Noise pollution is the excessive and unnecessary sound created by artificial activities. In the past, air-traffic control towers and factories were the only sources of noise pollution. Nowadays, noise pollution has become a severe problem in many parts of the world.
Definition of Noise Pollution
Noise pollution is the presence of unwanted sound in a place, significantly when it interferes with normal activities or disturbs the peace. Many things, such as construction work, traffic, and aircraft, can cause noise pollution.
Types of Noise Pollution
• Continuous noise
• Intermittent noise
• Impulsive noise
• Low-frequency noise
1. Continuous noise
The continuous noise is any sound that exceeds what you can hear with the naked ear. However, continuous noise can cause stress and sleep disturbance in people exposed to it over an extended period. For example, someone working on an assembly line at a factory would be exposed to thunderous noises (i.e., 92 dB) every shift. The human body is not designed to withstand such high decibels continuously for long periods without getting affected; this is one reason we need some way of protecting ourselves from continuous noise exposure.
Since there are many ways in which humans can be exposed to excessive levels of continuous sound—from factories and construction sites, through transportation systems (elevators), etc.—the best way for us all across our communities is through creating awareness about how much damage sound pollution does on our health through hearing loss among other things like cardiovascular disease risk factors."
2. Intermittent noise
Noise pollution can cause stress, sleep problems, and hearing loss. A study published in the American Journal of Epidemiology found that noise pollution increased people'speople's exposure to traffic noise by 60 percent.
It also reduces the quality of your sleep by disrupting circadian rhythms—the internal biological clock that regulates our body'sbody's 24-hour rhythm. Exposure to loud noises triggers a release of cortisol (a hormone released by the adrenal gland), which raises blood pressure and heart rate. This increases the risk for cardiovascular disease, hypertension (high blood pressure), diabetes, obesity, and stroke.
3. Impulsive noise
Impulsive noise is any sound that passes through the eardrum and causes damage to the inner ear. The most common example of impulsive noise is, of course, loud music. You might hear it as "thumping" or "booming," but other sounds can also be impulsive:
• Driving under normal conditions (i.e., without car horns) can cause permanent hearing loss by damaging your auditory nerves.
• Aircraft engines produce very high levels of EMI (electromagnetic interference). This type of EMI exposure has been linked to tinnitus in some studies. However, more research needs to be done before a definitive conclusion can be made about whether this condition is caused by electromagnetic radiation or something else (such as exposure to loud noises).
4. Low-frequency noise
Low-frequency noise is environmental noise that the human ear can hear.
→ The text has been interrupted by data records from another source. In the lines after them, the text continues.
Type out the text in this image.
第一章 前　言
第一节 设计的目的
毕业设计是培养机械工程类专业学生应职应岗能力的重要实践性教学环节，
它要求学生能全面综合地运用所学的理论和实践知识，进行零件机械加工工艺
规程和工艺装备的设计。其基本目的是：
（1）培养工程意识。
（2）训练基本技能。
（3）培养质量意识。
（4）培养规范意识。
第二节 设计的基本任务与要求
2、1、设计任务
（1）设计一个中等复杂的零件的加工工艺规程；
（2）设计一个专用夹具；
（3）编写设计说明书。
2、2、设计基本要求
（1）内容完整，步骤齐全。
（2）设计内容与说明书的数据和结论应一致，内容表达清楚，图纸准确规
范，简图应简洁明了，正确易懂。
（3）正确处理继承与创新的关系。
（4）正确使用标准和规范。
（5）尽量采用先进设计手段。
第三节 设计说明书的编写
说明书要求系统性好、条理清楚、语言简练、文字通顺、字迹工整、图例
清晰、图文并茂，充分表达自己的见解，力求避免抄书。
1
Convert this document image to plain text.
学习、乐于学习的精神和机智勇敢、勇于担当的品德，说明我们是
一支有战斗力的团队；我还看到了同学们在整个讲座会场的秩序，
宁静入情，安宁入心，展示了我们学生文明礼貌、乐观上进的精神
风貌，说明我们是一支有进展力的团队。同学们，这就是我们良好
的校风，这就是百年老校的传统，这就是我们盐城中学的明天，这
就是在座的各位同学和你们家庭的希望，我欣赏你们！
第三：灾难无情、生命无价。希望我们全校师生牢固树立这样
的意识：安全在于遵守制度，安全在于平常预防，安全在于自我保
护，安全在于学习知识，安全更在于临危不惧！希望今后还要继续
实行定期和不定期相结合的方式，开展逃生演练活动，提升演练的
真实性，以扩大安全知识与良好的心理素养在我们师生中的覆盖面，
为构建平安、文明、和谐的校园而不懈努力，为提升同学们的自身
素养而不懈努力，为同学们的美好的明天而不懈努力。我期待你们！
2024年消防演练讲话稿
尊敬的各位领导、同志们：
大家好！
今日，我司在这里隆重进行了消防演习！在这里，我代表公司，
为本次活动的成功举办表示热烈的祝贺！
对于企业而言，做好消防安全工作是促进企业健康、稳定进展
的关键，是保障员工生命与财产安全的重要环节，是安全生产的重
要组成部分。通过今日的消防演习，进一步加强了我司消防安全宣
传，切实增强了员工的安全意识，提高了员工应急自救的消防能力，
This kind of noise occurs at low frequencies between 20 Hz and 20 kHz (Hertz). Low-frequency sounds are often referred to as "white noise" because they have an equal loudness across all frequencies, making it difficult to identify individual frequencies.
Low-frequency sounds are caused by trains and aircraft; however, they can also come from other sources like construction projects or machinery working in your home or workplace. The main issue with low-frequency noise is that it leads to hearing loss and stress over time if exposure continues long enough for damage to occur within your inner ear structures, such as the Cochlea (inner ear).
Causes of Noise Pollution
Noise pollution is caused by the excessive or unwanted sound produced by humans and natural sources. There are several ways in which noise can be harmful to people:
• It can damage hearing and other senses.
• It may cause stress, anxiety, and depression.
• It may lead to sleep disorders such as insomnia, restlessness at night, and daytime fatigue due to lack of sleep.
Protect yourself and others from sound pollution
• Use earplugs.
• Use earphones.
• Use a white noise machine, fan, air purifier, or humidifier to drown out the noise you are trying to block (like traffic).
• Wear earmuffs if you are particularly sensitive to loud noises—they will protect against mastication-damaging frequencies up to 140 dB (decibels).
Noise pollution is a severe issue. The noise pollution caused by cars and trucks in cities can hurt people's health, cause stress and anxiety, and even lead to hearing problems. To combat this problem, we need to ensure that new development projects include noise mitigation measures so that people do not have to live with constant loud sounds all day.